President Georgi Parvanov is on a visit to Moscow until February 6, when he also hopes to discuss the issue of compensation from Russia after the Balkan country failed to receive Russian gas for almost two weeks during last month's dispute between Moscow and Kiev.
Speaking to reporters ahead of Parvanov's visit, the Russian president's aide Sergei Prikhodko said the presidents would focus on "practical steps to carry out strategic projects in the energy sphere."
They include the Belene nuclear power plant Russia is building in northern Bulgaria; the South Stream pipeline to bring Central Asian and Russian gas to the Balkans and other European countries; and a pipeline project between Russia, Greece and Bulgaria to pump Russian and Caspian oil from the Bulgarian Black Sea port of Burgas to the Greek Aegean port of Alexandroupolis.

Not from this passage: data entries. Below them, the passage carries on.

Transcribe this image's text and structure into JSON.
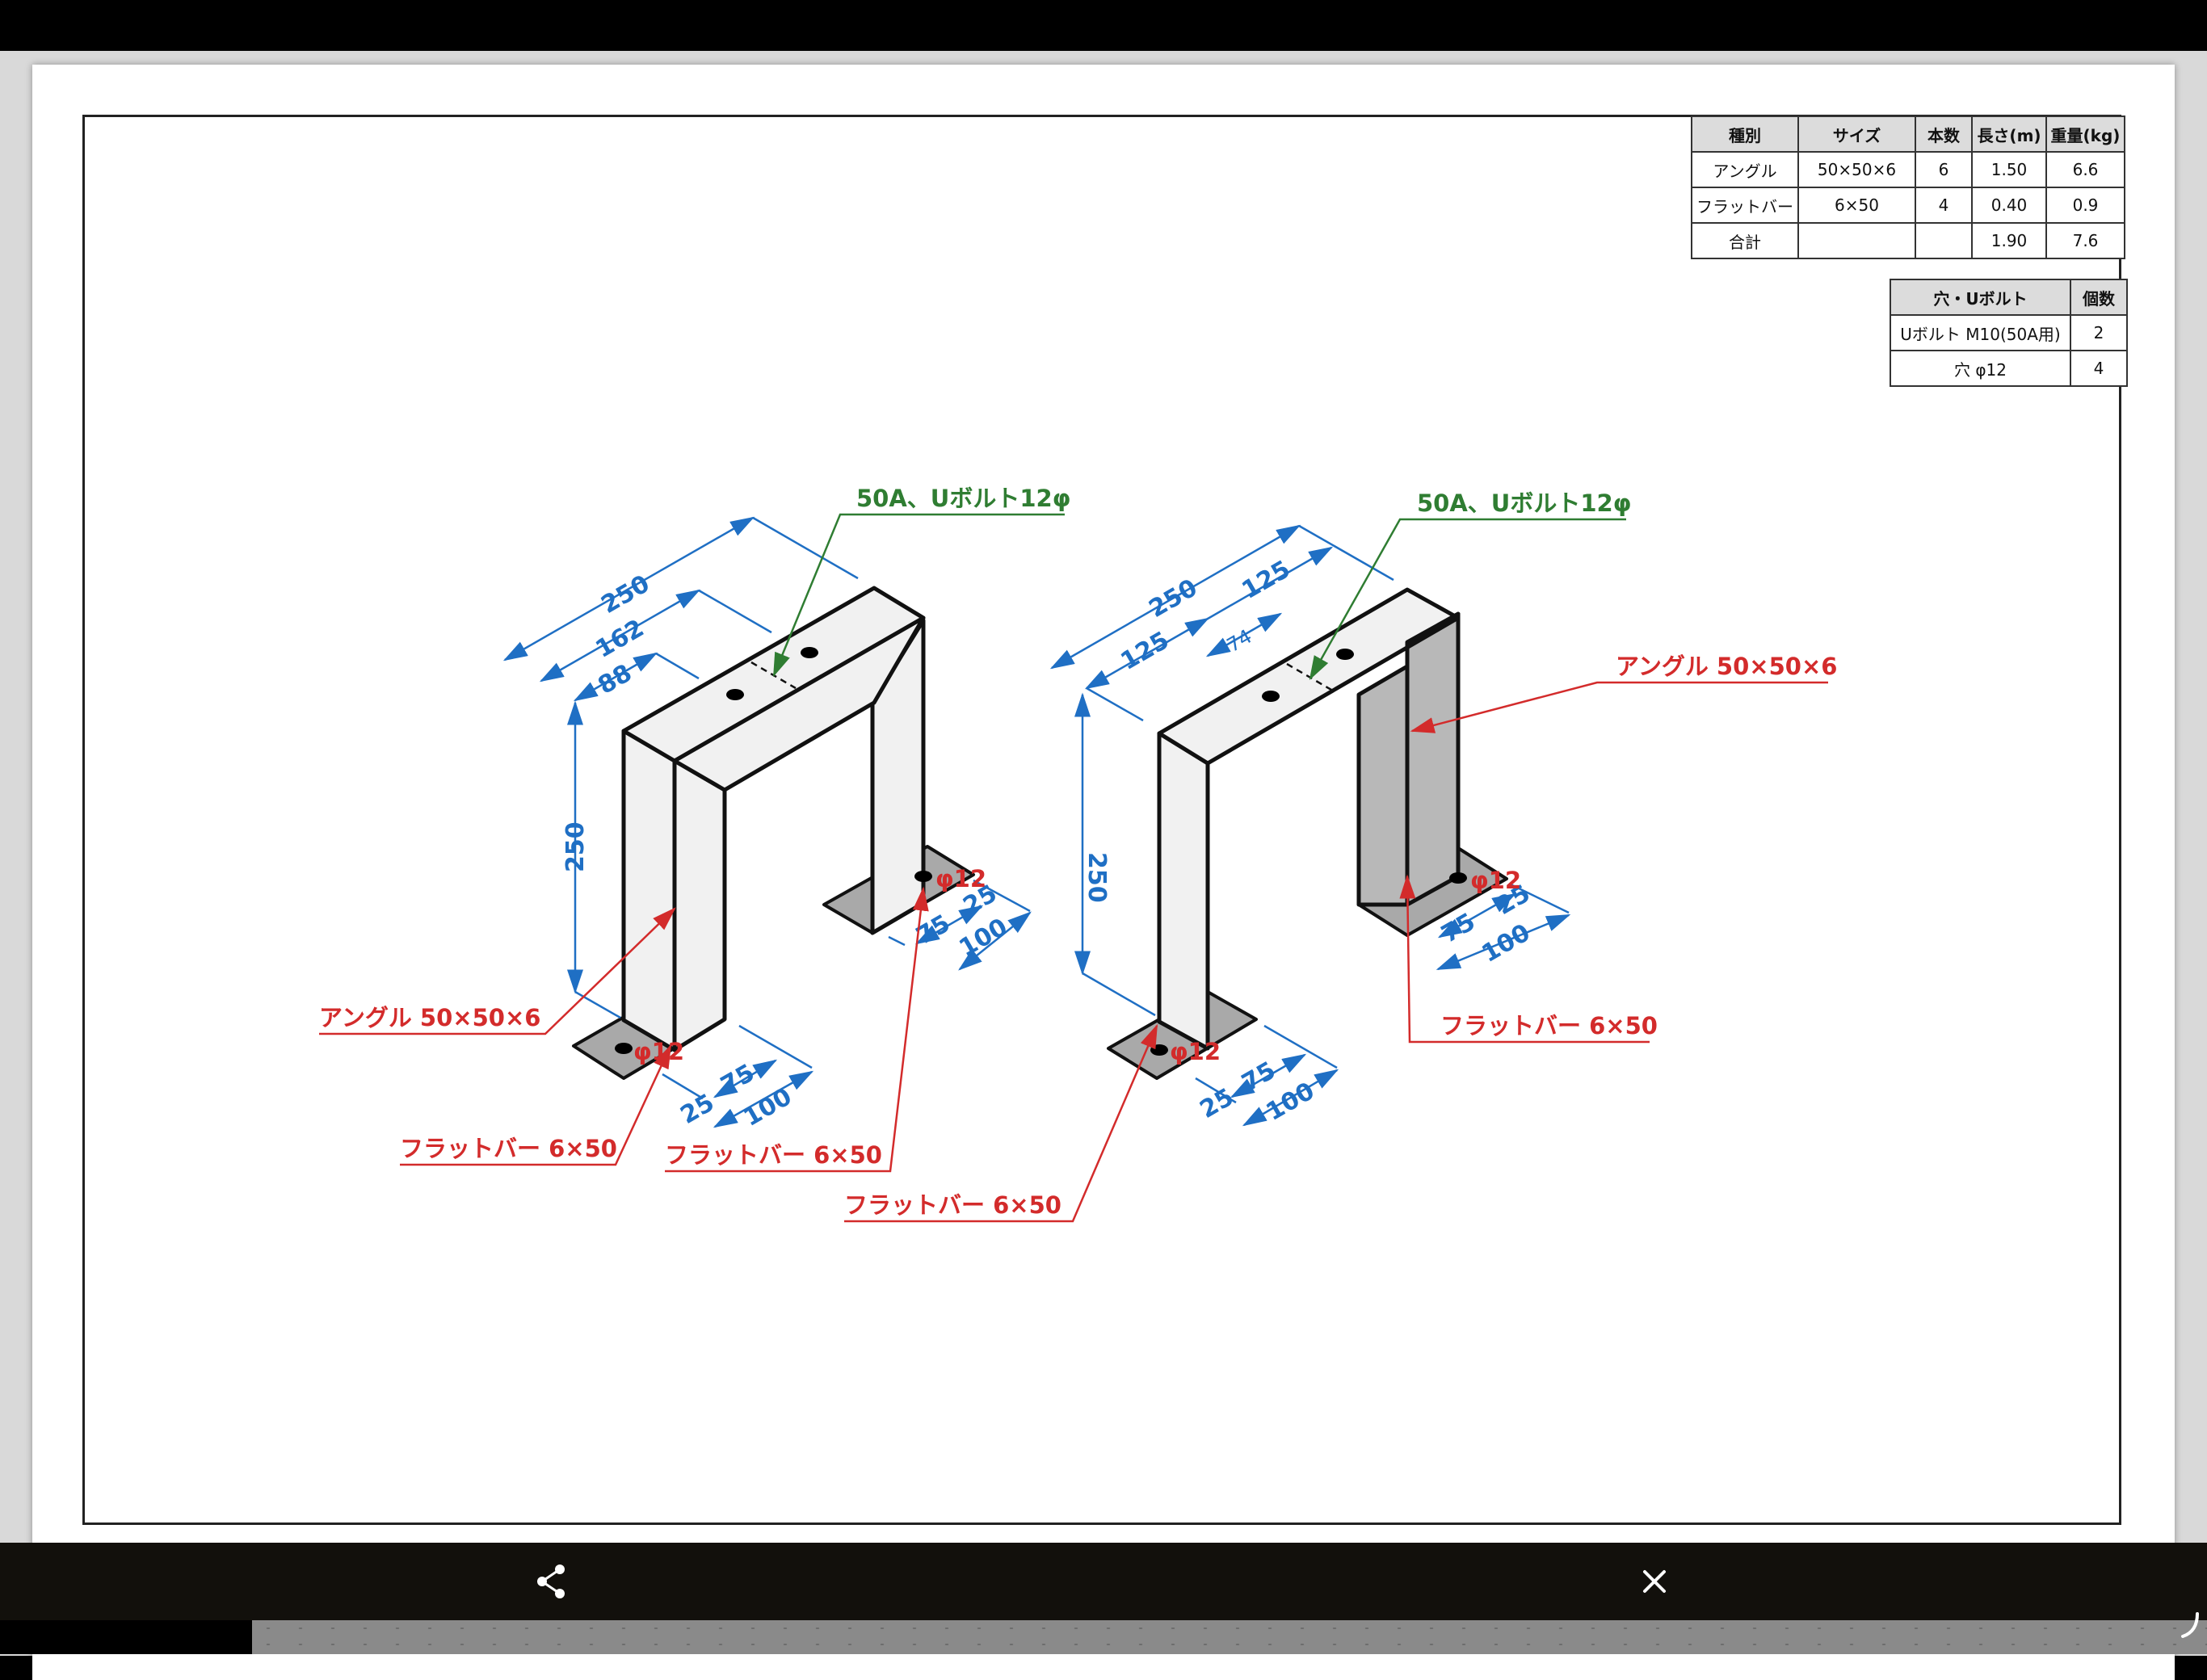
{
  "table1": {
    "headers": [
      "種別",
      "サイズ",
      "本数",
      "長さ(m)",
      "重量(kg)"
    ],
    "rows": [
      [
        "アングル",
        "50×50×6",
        "6",
        "1.50",
        "6.6"
      ],
      [
        "フラットバー",
        "6×50",
        "4",
        "0.40",
        "0.9"
      ],
      [
        "合計",
        "",
        "",
        "1.90",
        "7.6"
      ]
    ]
  },
  "table2": {
    "headers": [
      "穴・Uボルト",
      "個数"
    ],
    "rows": [
      [
        "Uボルト M10(50A用)",
        "2"
      ],
      [
        "穴 φ12",
        "4"
      ]
    ]
  },
  "drawing_left": {
    "dim_250_top": "250",
    "dim_162": "162",
    "dim_88": "88",
    "dim_250_vertical": "250",
    "ubolt_label": "50A、Uボルト12φ",
    "angle_label": "アングル 50×50×6",
    "flatbar_label_1": "フラットバー 6×50",
    "flatbar_label_2": "フラットバー 6×50",
    "hole_label_front": "φ12",
    "hole_label_back": "φ12",
    "front_25": "25",
    "front_75": "75",
    "front_100": "100",
    "back_25": "25",
    "back_75": "75",
    "back_100": "100"
  },
  "drawing_right": {
    "dim_250_top": "250",
    "dim_125_a": "125",
    "dim_125_b": "125",
    "dim_74": "74",
    "dim_250_vertical": "250",
    "ubolt_label": "50A、Uボルト12φ",
    "angle_label": "アングル 50×50×6",
    "flatbar_label_1": "フラットバー 6×50",
    "flatbar_label_2": "フラットバー 6×50",
    "hole_label_front": "φ12",
    "hole_label_back": "φ12",
    "front_25": "25",
    "front_75": "75",
    "front_100": "100",
    "back_25": "25",
    "back_75": "75",
    "back_100": "100"
  },
  "toolbar": {
    "share_icon": "share-icon",
    "close_icon": "close-icon"
  }
}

"The leaders will exchange opinions on the problem of ensuring energy security in Europe," Prikhodko said, adding about 10 agreements were planned for signing, including in the spheres of energy and the judiciary.
Talking about the January gas crisis in Moscow on Wednesday, Parvanov said: "Bulgaria suffered a significant loss and must receive compensation."
The Balkan state earlier said more than 350 large companies were affected with 44 forced to shut down as Russian gas supplies via Ukraine were cut off on January 6 and only resumed on January 20 when Moscow and Kiev reached a deal after EU-mediated talks. Sofia estimated the losses to the country at 250 million euros (about $320 million).
In an interview with Bulgarian media in the run-up to Parvanov's visit, President Dmitry Medvedev blamed Ukraine for the disruptions saying "legal responsibility should lie with the party guilty of failure to fulfill [the transit] contract."
Russia cut off gas supplies to Ukraine on January 1 after failing to agree on debt and prices for 2009 in late December and later halted gas deliveries to Europe, saying Ukraine was stealing transit gas. Kiev denied the accusation.
Russia's frequent disputes with its former Soviet neighbors have raised concern in Europe about too much energy dependence on Russia.
But Medvedev urged steps to diversify supply routes, referring to South Stream and Nord Stream, a pipeline to transport gas from Siberia to Europe under the Baltic Sea, which he said would make Europe "less dependent on the whims of political regimes in this or that [transit] country."
Prikhodko also said Medvedev and Parvanov would discuss new proposed security arrangements for Europe and reform of its financial system against the backdrop of the ongoing global credit crunch.
Bilateral trade grew from $1.4 billion in 2002 to $5.14 billion in 2008.
"We do not plan any breakthroughs during the visit, we would like to demonstrate the profound nature of our historical, cultural ties," Prikhodko said.
The leaders are expected to open the Year of Bulgaria in Russia - to mark 130 years since the countries established diplomatic relations - with a performance at Moscow's Bolshoi Theater late on Thursday.